ミステリオが本当に敵なのか従来通り敵なのか、とにかくそれだけを気にして観始めました『ファーフロ』。
そしてその疑問は開始20分時点で確信をもった回答へと至りました。
今回のミステリオは本物のヒーローだ!
ピーターの味方だ!!
そう考えた根拠はただ一点、ミステリオことベックが「この世界はアース616だ」と明言したことです。
アース616と言えば多元宇宙世界=マルチバースの設定で、ピーター・パーカーらが存在する"正史"の世界のことです。

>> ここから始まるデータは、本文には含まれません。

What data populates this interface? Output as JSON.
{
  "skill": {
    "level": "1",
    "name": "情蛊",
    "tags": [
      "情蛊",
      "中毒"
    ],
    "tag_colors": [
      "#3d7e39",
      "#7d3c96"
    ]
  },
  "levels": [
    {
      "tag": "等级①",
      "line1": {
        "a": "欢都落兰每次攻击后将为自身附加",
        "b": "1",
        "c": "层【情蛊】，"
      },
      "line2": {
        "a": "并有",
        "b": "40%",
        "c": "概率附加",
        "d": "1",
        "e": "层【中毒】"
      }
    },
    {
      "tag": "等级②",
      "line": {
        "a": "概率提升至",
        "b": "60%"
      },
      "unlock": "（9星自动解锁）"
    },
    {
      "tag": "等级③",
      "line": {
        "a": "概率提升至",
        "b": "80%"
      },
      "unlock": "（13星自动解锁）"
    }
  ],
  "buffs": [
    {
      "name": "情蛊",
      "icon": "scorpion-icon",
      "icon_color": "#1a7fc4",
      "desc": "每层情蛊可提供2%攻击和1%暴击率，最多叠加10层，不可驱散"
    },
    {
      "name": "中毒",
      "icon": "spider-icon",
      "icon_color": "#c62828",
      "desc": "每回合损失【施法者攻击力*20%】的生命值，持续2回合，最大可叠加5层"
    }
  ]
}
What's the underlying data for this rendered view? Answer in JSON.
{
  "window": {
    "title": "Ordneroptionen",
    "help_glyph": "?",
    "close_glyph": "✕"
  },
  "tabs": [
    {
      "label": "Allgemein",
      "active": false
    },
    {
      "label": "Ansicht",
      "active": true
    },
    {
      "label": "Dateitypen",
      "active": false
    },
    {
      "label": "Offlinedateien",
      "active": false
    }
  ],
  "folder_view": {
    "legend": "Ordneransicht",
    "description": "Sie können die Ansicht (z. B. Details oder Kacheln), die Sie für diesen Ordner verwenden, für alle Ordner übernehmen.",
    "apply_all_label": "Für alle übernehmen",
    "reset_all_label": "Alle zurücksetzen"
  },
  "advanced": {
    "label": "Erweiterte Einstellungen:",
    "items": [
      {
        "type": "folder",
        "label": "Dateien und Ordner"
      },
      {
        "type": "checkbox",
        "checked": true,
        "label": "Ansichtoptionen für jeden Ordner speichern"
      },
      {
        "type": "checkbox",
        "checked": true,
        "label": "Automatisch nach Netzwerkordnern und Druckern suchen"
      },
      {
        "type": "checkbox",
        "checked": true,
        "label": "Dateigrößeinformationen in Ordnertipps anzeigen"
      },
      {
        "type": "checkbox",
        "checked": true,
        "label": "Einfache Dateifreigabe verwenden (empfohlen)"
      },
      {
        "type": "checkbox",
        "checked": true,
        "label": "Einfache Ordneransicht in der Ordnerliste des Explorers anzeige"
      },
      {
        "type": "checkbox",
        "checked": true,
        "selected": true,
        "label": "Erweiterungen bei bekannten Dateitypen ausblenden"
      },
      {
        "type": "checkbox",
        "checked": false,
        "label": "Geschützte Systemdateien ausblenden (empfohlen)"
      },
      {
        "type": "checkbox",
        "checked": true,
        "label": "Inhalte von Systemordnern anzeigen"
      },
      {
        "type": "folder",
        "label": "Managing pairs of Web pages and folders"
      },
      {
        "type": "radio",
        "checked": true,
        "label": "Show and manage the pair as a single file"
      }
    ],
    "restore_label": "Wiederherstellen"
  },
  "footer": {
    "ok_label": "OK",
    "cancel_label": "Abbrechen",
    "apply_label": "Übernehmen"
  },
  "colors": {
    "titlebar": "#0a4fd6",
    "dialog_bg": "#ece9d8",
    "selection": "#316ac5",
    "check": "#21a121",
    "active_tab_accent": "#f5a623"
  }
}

他の世界…たとえばアース65ではピーターが故人である代わりにグウェン・ステーシーがスパイダーグウェンとして活躍したりしています。同一人物がまったく違う人生を送っている、いわゆる並行世界という奴です。
この世界が「616」であることを知っていると言うことは、ミステリオは少なくとも並行世界の存在を知る本物の超越者ということになります。
今回の『ファーフロ』は、『エンドゲーム』で華々しく物語を締めくくったMCUが次に進むための第一歩という面も期待されていました。
それがコレだったわけです。マルチバース。
今後の続編では他の世界から新たなヒーローやヴィランが登場するという、MCUの長期的な機軸が垣間見えました。
ならばミステリオの言葉も真実と考えるのが道理…。
つまり彼は並行世界の地球を滅ぼした宿敵「エレメンタルズ」を追ってこの世界に来た本物のヒーローということになります。
この場合ミステリオのアイデンティティーである嘘八百キャラがどう生きるのかは分かりませんでしたが、逆に「アース616」の方のベックが何か悪さをするのではないかと予想しました。
うひょ~!がぜん楽しくなってきた!!
ところが…
映画が尺の半分を過ぎた頃、ミステリオは唐突にその正体を明かします。
実は彼はトニーインダストリーの元社員で、画期的な映像技術(『シビルウォー』のときのアレ)を開発したにも関わらずその功績が認められなかったことで社会を逆恨みするチンケなヴィランでした。
彼の狙いはピーターがトニーから継承した強大な軍事技術だったのです。
サンドマンもモルテンマンも案の定自作自演。
「パワーが本物」という点は旧トニーインダストリーの技術を悪用したという設定で強引にクリアです。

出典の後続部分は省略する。